In 1975 Floyd Toole had a house built with home audio in mind. In the smaller of his two listening rooms he used a diagonal arrangement. Toole explains:
“This was deliberate. I think many people are unaware of the advantages of a diagonal arrangement. There are essentially no sidewall reflections.”
That seems pretty straightforward.
His other listening room was much larger, with a more conventional set-up geometry, and apparently it was his primary classical music listening room. Regarding loudspeaker choice for that room, Toole writes:
“Over the years a parade of loudspeakers went through that room, and all disappointed... Then in 1989, a new loudspeaker came on the scene: the almost omnidirectional, bidirectional-in-phase “bipolar” Mirage M1. They performed well in double-blind listening tests in the small NRCC room, and also in this large one. They simply “became” the orchestra.”
Toole the scientist doesn't wax poetic very often, so that last sentence stands out to me.
It is not evident to me from eyeballing the photo of this room in the 3rd edition of his book that Toole was deliberately minimizing early reflections, but it could be argued that by choosing the bipolar Mirages he was deliberately enhancing the later ones (those arriving more than 10 milliseconds behind the direct sound).

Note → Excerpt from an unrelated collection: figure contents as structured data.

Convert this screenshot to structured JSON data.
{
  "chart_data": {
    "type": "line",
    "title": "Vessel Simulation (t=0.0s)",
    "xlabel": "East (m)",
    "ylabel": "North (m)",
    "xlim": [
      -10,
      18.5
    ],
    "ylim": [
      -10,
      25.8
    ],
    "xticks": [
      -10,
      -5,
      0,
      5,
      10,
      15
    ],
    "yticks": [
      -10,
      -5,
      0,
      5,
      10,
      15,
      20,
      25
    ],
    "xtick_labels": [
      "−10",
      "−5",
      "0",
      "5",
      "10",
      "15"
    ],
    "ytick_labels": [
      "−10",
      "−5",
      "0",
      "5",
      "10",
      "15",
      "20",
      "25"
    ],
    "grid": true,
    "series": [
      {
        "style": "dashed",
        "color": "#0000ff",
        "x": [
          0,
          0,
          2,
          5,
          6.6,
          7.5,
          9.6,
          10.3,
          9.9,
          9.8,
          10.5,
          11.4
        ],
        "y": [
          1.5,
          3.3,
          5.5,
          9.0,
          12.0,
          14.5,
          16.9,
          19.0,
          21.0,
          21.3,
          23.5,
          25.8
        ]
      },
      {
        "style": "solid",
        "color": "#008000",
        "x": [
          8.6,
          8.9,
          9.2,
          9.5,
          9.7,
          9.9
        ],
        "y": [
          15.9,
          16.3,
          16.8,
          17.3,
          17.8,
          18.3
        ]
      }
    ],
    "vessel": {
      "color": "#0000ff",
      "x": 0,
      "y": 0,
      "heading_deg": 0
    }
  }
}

Toole subsequently moved and now uses more conventional wide-pattern Revel speakers, with the right-hand-side first sidewall reflection zone being an opening into another room, and the left-hand-side first sidewall reflection zone being damped with heavy drapes. In other words, there are virtually no early lateral reflections. Writing about this room, Toole reports that “stereo reproduction is very satisfying, but I still employ tasteful upmixing for many recordings to embellish the sense of space.” I agree that sense of space matters to the point of being worth "embellishing", if done well.
So in the first room Toole was geometrically eliminating the first sidewall reflections without using absorption so that energy was still around to contribute as later reflections; in the second room Toole used speakers which intentionally enhance the amount of spectrally-correct later-arriving reflections; and in the third room Toole avoids/absorbs the first sidewall reflections and "embellishes" the later ones. One might see a progression or evolution, with the third room arguably combining the best characteristics of the first two.
Toole's implementation specifics are very different from an oldschool RFZ approach, but there seem to be some conceptual similarities: Minimizing early reflections while enabling (or even "embellishing") later ones.